In July last year I received an email from a constituent, and I'd like to read it out here. It said: 'Dear Ms Sharkie, I'm an emergency department doctor. My income hovers just over the threshold for the paid parental leave. My partner is a gin distiller. His projected income this year is around $45,000. I'm currently seven months pregnant with our first child and as such have been looking into paid parental leave. The current entitlement would not be enough to support our family. So our hope was for my partner to use the parental leave and I would go back to work. I have to admit, I have been shocked by how sexist the system remains, even in 2022. If our genders were swapped we would be entitled almost without question. However, because the income threshold is based on the income of the mother/female, our application has been rejected, despite the fact that my partner was going to be the one using the vast majority of the leave. I am shocked to see such a system still exists in 2022—a system that is still based on the fact that "a woman stays home and the man or father goes to work".'
It's quite rare for a policy to deliver significant social as well as economic gains, but this one delivers both. Australia has higher rates of female workforce participation than in many OECD countries, yet women are far more likely to work part-time than women in other advanced economies, and the main reason they work part-time is to care for children.
This bill, which encourages a more equitable sharing of unpaid care between parents, gives mothers more opportunity to engage in paid work, with clear, positive outcomes for women, families and the economy. For some families, the traditional model, of the male breadwinner and the female carer and second income earner, works well, but for many others it doesn't. Many women reported a desire to participate in more paid work, while many fathers would like to spend more time at home with their children but feel unable to, due to barriers that prevent shifts in traditional work patterns. These traditional family roles and work patterns undermine women's economic security, through reduced pay and lower lifetime earnings. Every woman who is the family's main breadwinner prior to babies arriving is statistically far more likely to drop their work hours than their male partner. Unfortunately, this leads to a pattern that persists well after the children are no longer in care.

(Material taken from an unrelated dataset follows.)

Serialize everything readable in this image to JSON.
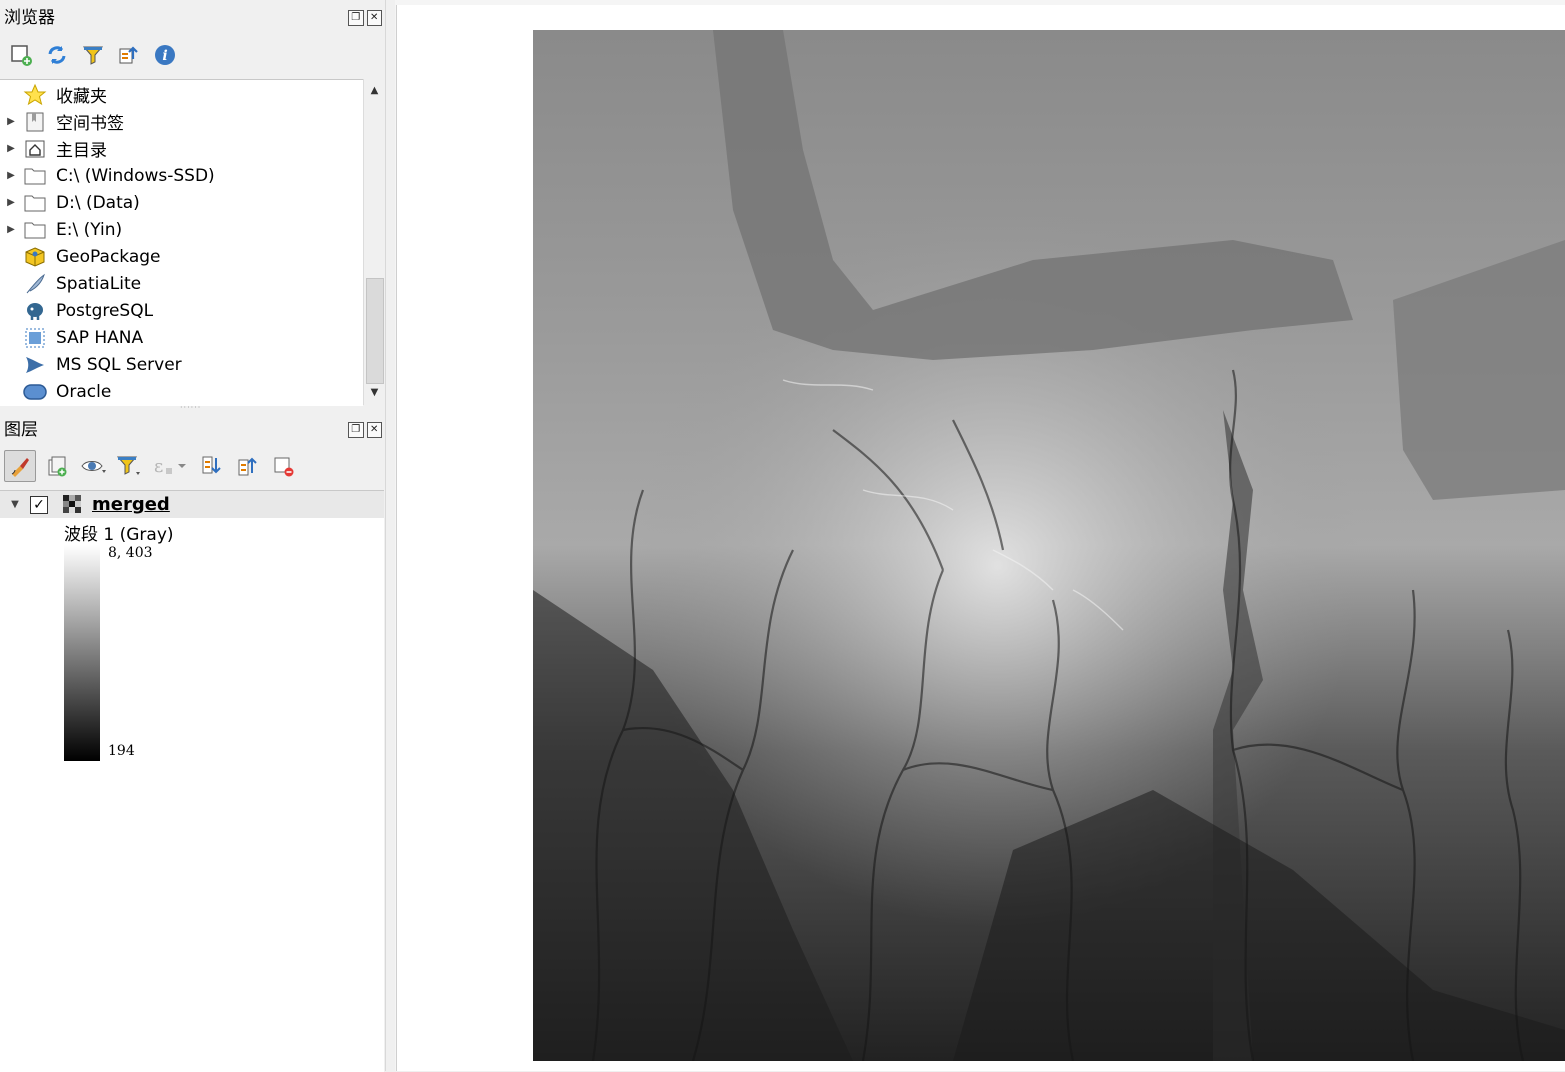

But this bill can deliver so much more than economic gains. Overseas studies show that policies allowing fathers to be more engaged in their children's early years have lasting impacts on fathers and their children, and that when men are given greater opportunity to spend time with their children in those early years they tend to have stronger relationships and greater life satisfaction—in essence, they are happier. Children, in turn, benefit from increased time spent with their father as well as from the diversity of their interactions in their early years.
That same constituent contacted my office recently and wrote:
With our current 5 month old my partner wanted to spend as much time at home with him as possible and was hoping to take parental leave when I returned to work. I love my job as an Emergency Doctor but would have much preferred my child to have the opportunity to spend time with his Dad when I am at work rather than at daycare.
Because I earn about the threshold my partner has been denied the chance to spend this precious time with our child. I feel angry that it's 2023 and a father is only able to access the leave on their own merit if the mother is considered incapacitated. This is grossly unfair to all of the fathers currently playing an active role in their childrens upbringings and almost exclusively affects families where women are the main income earners.
With the change in legislation we are hoping if we are lucky enough to have another child then he will be able to take the full parental leave time to spend being a hands on father to our children.
This bill will encourage more dads to take up paid parental leave, leading to more equitable family roles becoming normalised, thus releasing both men and women from heavily gendered norms that have previously been so prevalent in Australian society. I commend this bill to the House.